Philadelphia hasn't ruled pro football in the 33 years since then, and pro football hasn't produced a player with the combination of talent, hunger and opportunity to duplicate what Bednarik did. It is a far different game now, of course, its complexities seeming to increase exponentially every year, but the athletes playing it are so much bigger and faster than Bednarik and his contemporaries that surely someone with the ability to go both ways must dwell among them.
Two-sport athletes are something else again, physical marvels driven by boundless egos. Yet neither Bo Jackson nor Deion Sanders, for all their storied shuttling between football and baseball, ever played what Bednarik calls "the whole schmear." And don't try to make a case for Sanders by bringing up the turn he took at wide receiver last season. Bednarik has heard that kind of noise before.
"This writer in St. Louis calls me a few years back and starts talking about some guy out there, some wide receiver," he says, making no attempt to hide his disdain for both the position and the player. "Yeah, Roy Green, that was his name. This writer's talking about how the guy would catch passes and then go in on the Cardinals' umbrella defense, and I tell him, 'Don't give me that b.s. You've got to play every down.' "
Had Green come along 30 years earlier, he might have been turned loose to meet Bednarik's high standards. It is just as easy to imagine Walter Payton having shifted from running back to safety, or Lawrence Taylor moving from linebacker to tight end and Keith Jackson from tight end to linebacker. But that day is long past, for the NFL of the '90s is a monument to specialization.
There are running backs who block but don't run, others who run but only from inside the five-yard line and still others who exist for no other reason than to catch passes. Some linebackers can't play the run, and some can't play the pass, and there are monsters on the defensive line who dream of decapitating quarterbacks but resemble the Maiden Surprised when they come face mask to face mask with a pulling guard.
"No way in hell any of them can go both ways," Bednarik insists. "They don't want to. They're afraid they'll get hurt.

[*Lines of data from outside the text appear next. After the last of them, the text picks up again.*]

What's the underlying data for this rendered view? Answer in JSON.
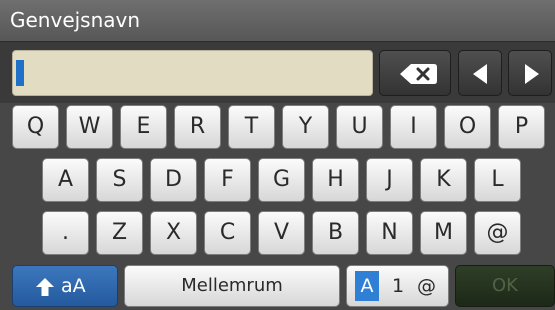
{
  "title": "Genvejsnavn",
  "input": {
    "value": ""
  },
  "controls": {
    "backspace_icon": "backspace-x-icon",
    "left_icon": "left-arrow-icon",
    "right_icon": "right-arrow-icon"
  },
  "keys": {
    "row1": [
      "Q",
      "W",
      "E",
      "R",
      "T",
      "Y",
      "U",
      "I",
      "O",
      "P"
    ],
    "row2": [
      "A",
      "S",
      "D",
      "F",
      "G",
      "H",
      "J",
      "K",
      "L"
    ],
    "row3": [
      ".",
      "Z",
      "X",
      "C",
      "V",
      "B",
      "N",
      "M",
      "@"
    ]
  },
  "bottom": {
    "shift_icon": "up-arrow-icon",
    "shift_label": "aA",
    "space_label": "Mellemrum",
    "mode_active": "A",
    "mode_num": "1",
    "mode_sym": "@",
    "ok_label": "OK"
  },
  "colors": {
    "title_bar": "#5f5f5f",
    "input_bg": "#e2dcc3",
    "cursor": "#1e70c8",
    "shift_blue": "#2f6bb0",
    "ok_disabled": "#26331f"
  }
}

And the money's too big, that's another thing. They'd just say, 'Forget it, I'm already making enough.' "
The sentiment is what you might expect from someone who signed with the Eagles for $10,000 when he left the University of Pennsylvania for the 1949 season and who was pulling down only 17 grand when he made sure they were champions 11 years later. Seventeen grand, and Reggie White fled Philadelphia for Green Bay over the winter for what, $4 million a year? "If he gets that much," Bednarik says, "I should be in the same class." But at least White has already proved that someday he will be taking his place alongside Concrete Charlie in the Hall of Fame. At least he isn't a runny-nosed quarterback like Drew Bledsoe, signing a long-term deal for $14.5 million before he has ever taken a snap for the New England Patriots. "When I read about that," Bednarik says, "I wanted to regurgitate."
He nurtures the resentment he is sure every star of his era shares, feeding it with the dollar figures he sees in the sports pages every day, priming it with the memory that his fattest contract with the Eagles paid him $25,000, in 1962, his farewell season. "People laugh when they hear what I made," he says. "I tell them, 'Hey, don't laugh at me. I could do everything but eat a football.' " Even when he was in his 50's, brought back by then coach Dick Vermeil to show the struggling Eagles what a champion looked "like, Bednarik was something to behold. He walked into training camp, bent over the first ball he saw and whistled a strike back through his legs to a punter unused to such service from the team's long snappers. "And you know the amazing thing?" Vermeil says. "Chuck didn't look."